Analysis of Collisions Involving Articulated Vehicles 2007-01-0735
In the vast majority of impacts involving light vehicles, traditional impulse-momentum collision models can be used to analyze the mechanics of two colliding vehicles. However, these models cannot handle the multiple degrees of freedom associated with articulated (pin-connected) vehicles. In addition, collisions involving one or two articulated vehicles may not satisfy the basic assumptions of these traditional collisions models. In particular, the assumption that impulses of external forces (such as tire-road friction) are negligible compared to the impulse developed over the crash surface may not be valid. The large masses, long dimensions, the presence of the pinned joint, or all of these factors, may necessitate special considerations and more flexible model capabilities.

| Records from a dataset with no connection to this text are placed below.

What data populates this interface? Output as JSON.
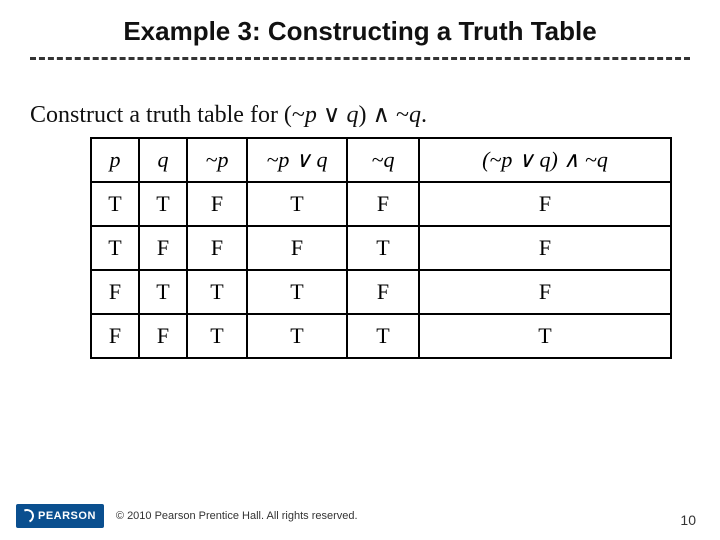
{
  "title": "Example 3: Constructing a Truth Table",
  "instruction": {
    "prefix": "Construct a truth table for (~",
    "p": "p",
    "mid1": " ∨ ",
    "q": "q",
    "mid2": ") ∧ ~",
    "q2": "q",
    "suffix": "."
  },
  "chart_data": {
    "type": "table",
    "title": "Truth table for (~p ∨ q) ∧ ~q",
    "columns": [
      "p",
      "q",
      "~p",
      "~p ∨ q",
      "~q",
      "(~p ∨ q) ∧ ~q"
    ],
    "rows": [
      [
        "T",
        "T",
        "F",
        "T",
        "F",
        "F"
      ],
      [
        "T",
        "F",
        "F",
        "F",
        "T",
        "F"
      ],
      [
        "F",
        "T",
        "T",
        "T",
        "F",
        "F"
      ],
      [
        "F",
        "F",
        "T",
        "T",
        "T",
        "T"
      ]
    ]
  },
  "footer": {
    "brand": "PEARSON",
    "copyright": "© 2010 Pearson Prentice Hall. All rights reserved.",
    "page": "10"
  }
}
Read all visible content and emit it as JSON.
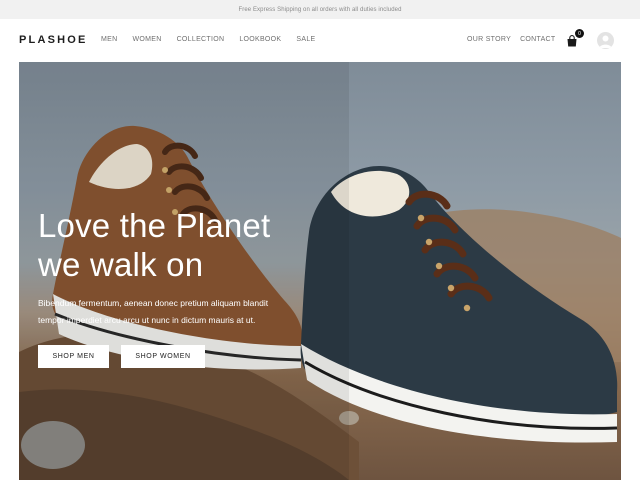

This paper lists the assumptions that underlie the application of the principle of impulse and momentum to a planar collision between rigid bodies. The general impact equations involving a pair of pinned rigid bodies are derived and presented. These equations form a set of linear algebraic equations that requires a numerical solution. An example is presented that demonstrates the need to include the capability of modeling the impulses of forces external to the intervehicular contact surface. Results of the model, correlated with data from a controlled experimental collision, follow the presentation of the equations. Another example is then presented that illustrates the application of a velocity constraint to one of the bodies.